OK, so if you’re reading this you probably don’t go to school. You probably haven’t purchased a tonne of stationary that you’ll never use or spent the last night of the holidays looking for your school shoes. But in the music industry, September still marks a new start. The festival season is over, and club life starts up again. Record labels ramp up their release schedules after a quiet summer, and industry people start heading home from Ibiza. So it’s an ideal time to take a look at some classic music production tips that may help you improve your tunes…
Broaden Your Horizons
If you only listen to music from the genres you’re trying to write, you’ll find your tracks start heading down a cul-de-sac of influence and creativity. All the best records bring something new to the table, and to do this you need to be checking out as much good music as possible. Whether it’s Marvin Gaye, Jimi Hendrix or Talking Heads, there’s always things you can learn from a classic album or two that you could apply to your own tracks. The dubstep classic ‘Qawwali’ by Pinch came about after he got a CD of traditional Pakistani music, for instance. So make sure you listen to a broad range of great music, get out to some gigs, and get inspired!
Tidy Your Room!
That’s right, get your chores done. If you’re not bursting with ideas and creative energy, then make sure you spend some time getting things ready for when things finally click. Do that studio re-wire that you’ve been putting off, make that sampler instrument of really good kick drums, re-organise your sample library, sample some of your old vinyls, make some interesting patches on your synth, and yes, tidy your workspace. This way, at least you’re using your studio time productively, and when inspiration strikes, nothing will get in the way of you and your new tunes.

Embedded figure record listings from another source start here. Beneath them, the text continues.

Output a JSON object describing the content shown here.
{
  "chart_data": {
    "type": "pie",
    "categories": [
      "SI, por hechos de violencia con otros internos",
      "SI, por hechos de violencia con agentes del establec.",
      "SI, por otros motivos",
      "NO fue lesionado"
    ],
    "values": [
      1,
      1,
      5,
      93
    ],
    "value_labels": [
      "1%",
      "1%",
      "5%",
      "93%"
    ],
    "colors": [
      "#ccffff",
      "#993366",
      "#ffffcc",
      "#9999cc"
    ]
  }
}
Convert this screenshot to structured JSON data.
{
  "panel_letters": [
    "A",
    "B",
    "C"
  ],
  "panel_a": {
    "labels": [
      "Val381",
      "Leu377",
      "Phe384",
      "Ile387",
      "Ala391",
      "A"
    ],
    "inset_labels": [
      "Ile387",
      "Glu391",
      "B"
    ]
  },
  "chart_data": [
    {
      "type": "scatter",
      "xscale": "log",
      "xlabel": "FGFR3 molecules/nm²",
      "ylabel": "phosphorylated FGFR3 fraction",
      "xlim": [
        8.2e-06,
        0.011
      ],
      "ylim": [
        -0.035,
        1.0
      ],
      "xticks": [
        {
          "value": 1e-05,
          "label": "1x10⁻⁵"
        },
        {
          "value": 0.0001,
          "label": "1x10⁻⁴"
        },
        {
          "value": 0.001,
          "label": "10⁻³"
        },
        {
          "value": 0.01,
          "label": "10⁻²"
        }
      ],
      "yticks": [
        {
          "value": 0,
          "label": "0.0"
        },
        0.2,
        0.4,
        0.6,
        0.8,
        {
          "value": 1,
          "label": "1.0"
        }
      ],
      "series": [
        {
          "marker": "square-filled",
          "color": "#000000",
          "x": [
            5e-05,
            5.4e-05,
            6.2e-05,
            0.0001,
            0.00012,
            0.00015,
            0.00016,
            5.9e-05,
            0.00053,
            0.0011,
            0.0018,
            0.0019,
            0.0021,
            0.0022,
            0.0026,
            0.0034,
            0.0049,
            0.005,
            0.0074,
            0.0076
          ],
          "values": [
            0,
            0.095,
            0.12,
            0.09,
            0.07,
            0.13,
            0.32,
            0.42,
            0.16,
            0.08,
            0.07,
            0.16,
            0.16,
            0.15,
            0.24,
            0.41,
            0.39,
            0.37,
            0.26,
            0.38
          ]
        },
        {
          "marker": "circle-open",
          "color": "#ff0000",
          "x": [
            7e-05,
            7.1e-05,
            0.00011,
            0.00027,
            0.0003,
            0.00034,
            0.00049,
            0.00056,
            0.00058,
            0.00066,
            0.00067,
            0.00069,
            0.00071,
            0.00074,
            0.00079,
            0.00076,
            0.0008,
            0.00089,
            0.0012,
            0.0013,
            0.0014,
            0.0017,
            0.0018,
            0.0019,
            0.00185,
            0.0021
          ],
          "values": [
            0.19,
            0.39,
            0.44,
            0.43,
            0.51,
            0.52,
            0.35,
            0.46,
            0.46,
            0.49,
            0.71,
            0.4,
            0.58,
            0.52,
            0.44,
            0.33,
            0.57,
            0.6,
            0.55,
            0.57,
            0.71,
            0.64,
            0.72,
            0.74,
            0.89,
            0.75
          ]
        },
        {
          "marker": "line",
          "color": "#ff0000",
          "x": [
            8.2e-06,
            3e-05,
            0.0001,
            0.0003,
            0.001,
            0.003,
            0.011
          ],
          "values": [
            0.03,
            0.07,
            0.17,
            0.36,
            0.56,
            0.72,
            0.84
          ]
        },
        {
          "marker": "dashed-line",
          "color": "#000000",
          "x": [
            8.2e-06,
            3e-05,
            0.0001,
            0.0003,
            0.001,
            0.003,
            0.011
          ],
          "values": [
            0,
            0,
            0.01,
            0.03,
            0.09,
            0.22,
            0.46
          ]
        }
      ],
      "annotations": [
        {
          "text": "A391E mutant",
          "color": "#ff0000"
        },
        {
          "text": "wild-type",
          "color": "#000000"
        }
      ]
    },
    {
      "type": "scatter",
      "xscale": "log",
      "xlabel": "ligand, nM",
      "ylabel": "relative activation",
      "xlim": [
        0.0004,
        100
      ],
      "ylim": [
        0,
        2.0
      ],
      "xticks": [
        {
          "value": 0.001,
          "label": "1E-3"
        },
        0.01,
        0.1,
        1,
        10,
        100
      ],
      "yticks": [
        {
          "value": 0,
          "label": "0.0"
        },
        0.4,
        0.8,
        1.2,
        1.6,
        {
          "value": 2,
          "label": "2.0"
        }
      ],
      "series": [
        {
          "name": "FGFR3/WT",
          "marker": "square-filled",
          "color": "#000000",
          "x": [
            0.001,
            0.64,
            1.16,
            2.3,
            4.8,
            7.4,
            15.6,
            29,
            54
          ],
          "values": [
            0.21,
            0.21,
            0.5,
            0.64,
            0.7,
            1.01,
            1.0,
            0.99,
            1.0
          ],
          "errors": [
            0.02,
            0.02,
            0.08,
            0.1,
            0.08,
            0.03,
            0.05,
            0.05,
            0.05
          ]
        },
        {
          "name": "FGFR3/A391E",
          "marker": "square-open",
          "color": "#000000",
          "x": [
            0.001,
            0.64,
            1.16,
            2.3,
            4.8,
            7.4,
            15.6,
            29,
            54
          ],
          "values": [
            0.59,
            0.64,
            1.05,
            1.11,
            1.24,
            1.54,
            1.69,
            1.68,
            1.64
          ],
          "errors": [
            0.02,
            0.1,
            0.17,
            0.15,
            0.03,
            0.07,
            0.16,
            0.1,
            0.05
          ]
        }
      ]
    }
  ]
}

Reference, Reference, Reference
We can’t emphasise this one enough. One of the key tricks to getting a good mixdown is to constantly reference your tracks against other tunes and in other situations. Keep listening to other tracks – both within your chosen genre and outside – to make sure you have a good handle on what kind of bass levels are normal, what people do with their transients, how much compression you need to be using. Obviously you don’t necessarily want to copy these tracks, but it’s an important way of stepping back from your mix and getting some all-important perspective, to make sure you don’t get so caught up in your own sounds that you lose track of where the mix should be going. This applies to other speakers too – listen to your tracks on as many different systems as you can, to make sure you haven’t been blinded by the shortcomings of your own room or monitoring setup.
Break The Rules
You see a lot of received wisdom on forums, music websites and even coming from friends, that it can be easy to start following rules without really knowing why. EQ like this, always compress that, set your bass to a certain dB level. Sometimes this can be good knowledge to have, but it doesn’t mean you shouldn’t try things your own way. So have a go at redlining those percussions sometime, force your effects plugins to make noises they’re not supposed to make, turn everything upside down. It might sound terrible, but if you get one good result out of it, then it’s worth doing!
The most cliched music advice of all time. We know. But it’s also very true, and very important. You’ll notice that all the producers who make it big in this game are people who have made their own sound, stuck with it, and created something new. By contrast, their copycats usually have a short shelf-life, and have been and gone within 18 months. So try not to copy others – just take influence from them and use that to build your own thing. It’s more fun, it’s more creative, and ultimately it’ll give you a much greater chance of success.
So remember some of these tips as you don your school tie and sit down to crank out some chunky beats – they’ll stand you in good stead when it comes to exam time next summer!